The union would rather see both sides reach an agreement than enter arbitration.
“One reason we’d rather not go to binding arbitration is, in binding arbitration the members don’t get to vote on the agreement they’re going to be living under,” Mr. Gannon said. “So we would much prefer to have a negotiated settlement.”
A spokeswoman for the MTA declined to comment on the TWU talks.
Though sources told us a strike or other work slowdown could be possible as a last resort, if the MTA isn’t willing to make any concessions, there are several differences between the current talks and the 2005 negotiations that make a work stoppage much less likely. In 2005, the MTA entered negotiations with Local 100 shortly after announcing a $1.04 billion budget surplus. This year, the agency is operating with a deficit of $68 million.

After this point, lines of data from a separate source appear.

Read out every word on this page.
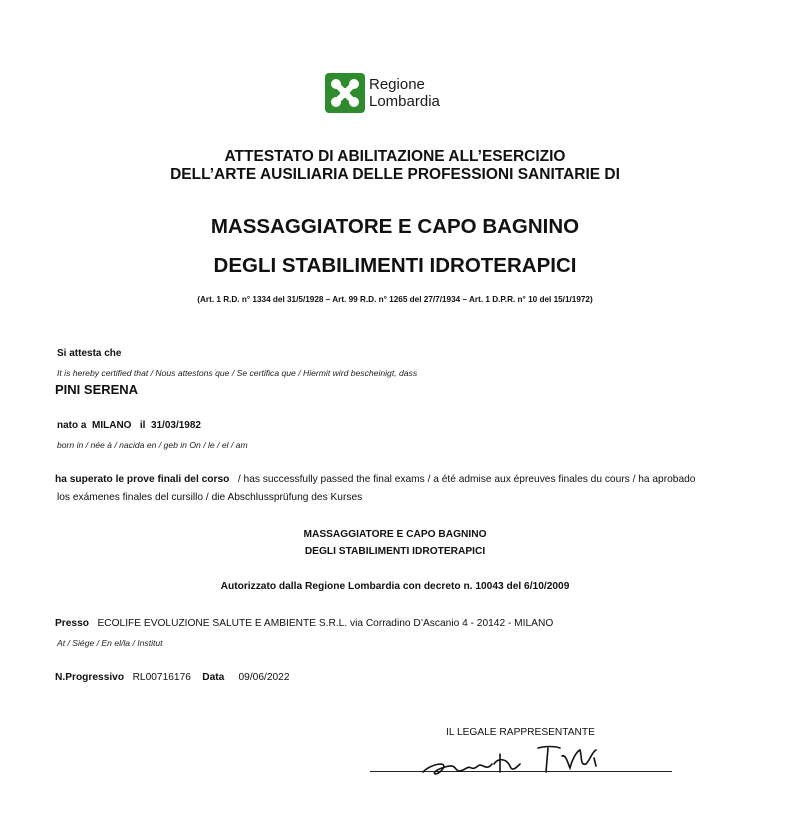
Regione
Lombardia
ATTESTATO DI ABILITAZIONE ALL’ESERCIZIO
DELL’ARTE AUSILIARIA DELLE PROFESSIONI SANITARIE DI
MASSAGGIATORE E CAPO BAGNINO
DEGLI STABILIMENTI IDROTERAPICI
(Art. 1 R.D. n° 1334 del 31/5/1928 – Art. 99 R.D. n° 1265 del 27/7/1934 – Art. 1 D.P.R. n° 10 del 15/1/1972)
Si attesta che
It is hereby certified that / Nous attestons que / Se certifica que / Hiermit wird bescheinigt, dass
PINI SERENA
nato a MILANO il 31/03/1982
born in / née à / nacida en / geb in On / le / el / am
ha superato le prove finali del corso / has successfully passed the final exams / a été admise aux épreuves finales du cours / ha aprobado
los exámenes finales del cursillo / die Abschlussprüfung des Kurses
MASSAGGIATORE E CAPO BAGNINO
DEGLI STABILIMENTI IDROTERAPICI
Autorizzato dalla Regione Lombardia con decreto n. 10043 del 6/10/2009
Presso ECOLIFE EVOLUZIONE SALUTE E AMBIENTE S.R.L. via Corradino D’Ascanio 4 - 20142 - MILANO
At / Siége / En el/la / Institut
N.Progressivo RL00716176 Data 09/06/2022
IL LEGALE RAPPRESENTANTE
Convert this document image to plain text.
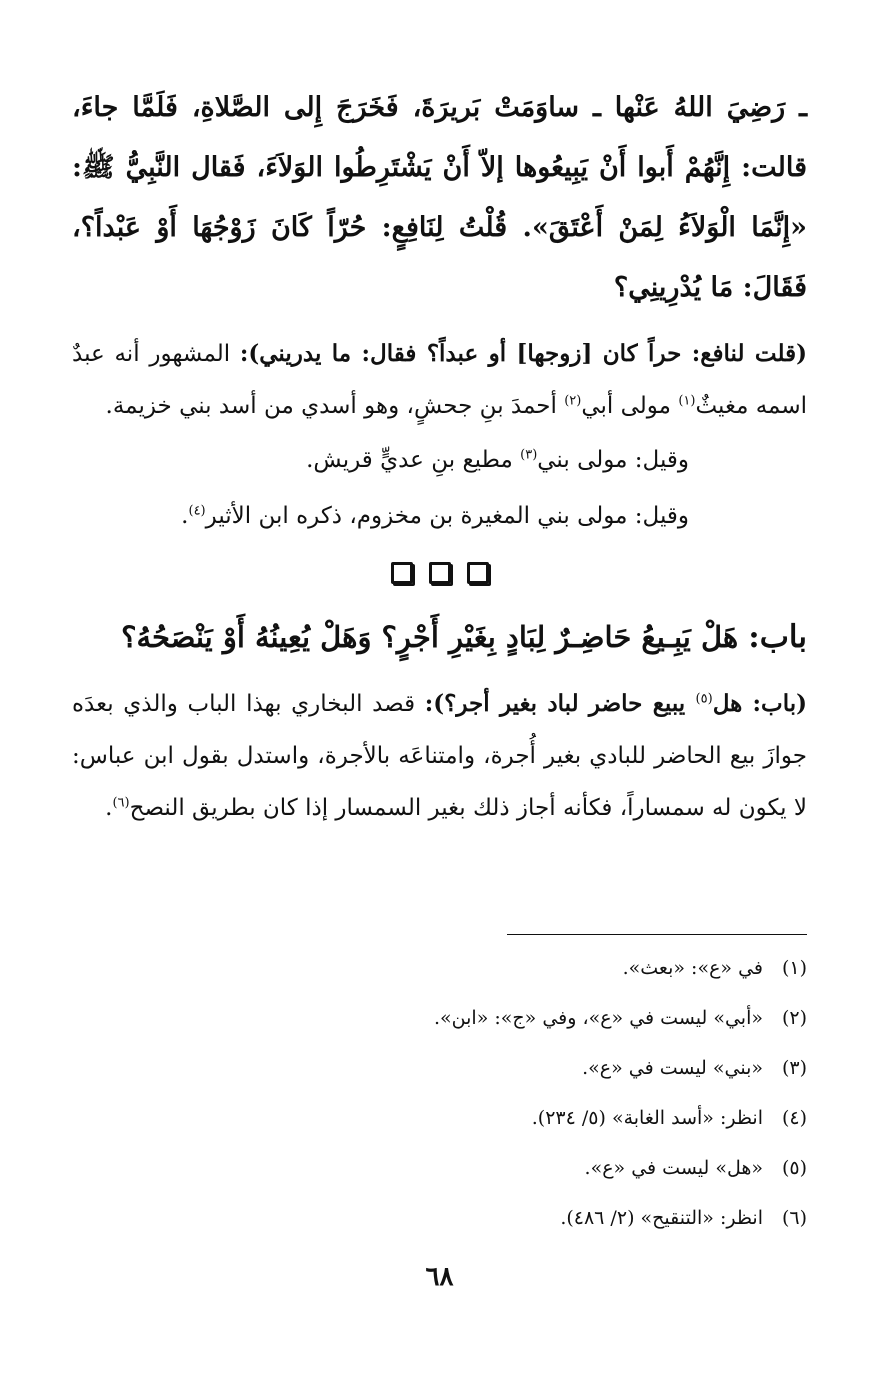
ـ رَضِيَ اللهُ عَنْها ـ ساوَمَتْ بَريرَةَ، فَخَرَجَ إِلى الصَّلاةِ، فَلَمَّا جاءَ، قالت: إِنَّهُمْ أَبوا أَنْ يَبِيعُوها إلاّ أَنْ يَشْتَرِطُوا الوَلاَءَ، فَقال النَّبِيُّ ﷺ: «إِنَّمَا الْوَلاَءُ لِمَنْ أَعْتَقَ». قُلْتُ لِنَافِعٍ: حُرّاً كَانَ زَوْجُهَا أَوْ عَبْداً؟، فَقَالَ: مَا يُدْرِينِي؟

(قلت لنافع: حراً كان [زوجها] أو عبداً؟ فقال: ما يدريني): المشهور أنه عبدٌ اسمه مغيثٌ$^{(١)}$ مولى أبي$^{(٢)}$ أحمدَ بنِ جحشٍ، وهو أسدي من أسد بني خزيمة.

وقيل: مولى بني$^{(٣)}$ مطيع بنِ عديٍّ قريش.

وقيل: مولى بني المغيرة بن مخزوم، ذكره ابن الأثير$^{(٤)}$.

باب: هَلْ يَبِـيعُ حَاضِـرٌ لِبَادٍ بِغَيْرِ أَجْرٍ؟ وَهَلْ يُعِينُهُ أَوْ يَنْصَحُهُ؟

(باب: هل$^{(٥)}$ يبيع حاضر لباد بغير أجر؟): قصد البخاري بهذا الباب والذي بعدَه جوازَ بيع الحاضر للبادي بغير أُجرة، وامتناعَه بالأجرة، واستدل بقول ابن عباس: لا يكون له سمساراً، فكأنه أجاز ذلك بغير السمسار إذا كان بطريق النصح$^{(٦)}$.

(١)في «ع»: «بعث».

(٢)«أبي» ليست في «ع»، وفي «ج»: «ابن».

(٣)«بني» ليست في «ع».

(٤)انظر: «أسد الغابة» (٥/ ٢٣٤).

(٥)«هل» ليست في «ع».

(٦)انظر: «التنقيح» (٢/ ٤٨٦).

٦٨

Mr. Gannon said that, while the TWU understands the economic realities facing the MTA, they aren’t going to tolerate being taken advantage of.
“It’s almost like they said, ‘This is a good time to throw the kitchen sink at them, because the economy sucks. Here’s our chance to get everything we ever wanted in the history of transit bargaining,’” Mr. Gannon said.
This year’s cast of characters around the bargaining table is also different than in 2005. Mr. Samuelsen was elected union president in 2009. He was a longtime rival of Mr. Toussaint, the outgoing president who led the strike seven years ago. There is also new leadership at the MTA. Current MTA CEO and chairman Joe Lhota was appointed by Governor Cuomo in late October after his predecessor, Jay Walder, decamped to Hong Kong to take a job as CEO of MTR Corporation Limited, which owns and operates the Hong Kong MTR metro system.
According to Mr. Gannon, Mr. Samuelsen and Mr. Lhota enjoy a much better relationship than the union had with the previous administration.
“Just on a personal level, between him and John, if it was Walder and John, I think it would have been very, very difficult for them to get an agreement,” Mr. Gannon said. “With Lhota so far, I mean, you know, when I say John likes him, maybe that might be strong. But I think he respects him and he thinks that Lhota’s honest and not a phony. He thinks he’s genuine, he’s not a bullshitter.”
The 2005 strike was also a gamechanger. Though the TWU managed to wrangle an 11 percent wage hike over three years from the MTA, it paid dearly for the raise. Under the Taylor Law, public employees are barred from going on strike. Penalties for the 2005 work stoppage included several days in jail for Mr. Toussaint and suspension of a program that automatically deducted union dues from members’ paychecks. This cost Local 100 millions.
“We got the dues checkbook back, but we’re still under an injunction and it could be lifted again at any moment,” Mr. Gannon said. “We’re still owed $8 million in back dues. A significant portion of the membership is in bad standing because of nonpayment of dues. It’s a totally different atmosphere.”
After a day off Tuesday, the TWU and the MTA are set to return to the bargaining table to plan a regular schedule for further talks. An imminent contract deal seems highly unlikely, but thankfully for city commuters, so does another transit strike.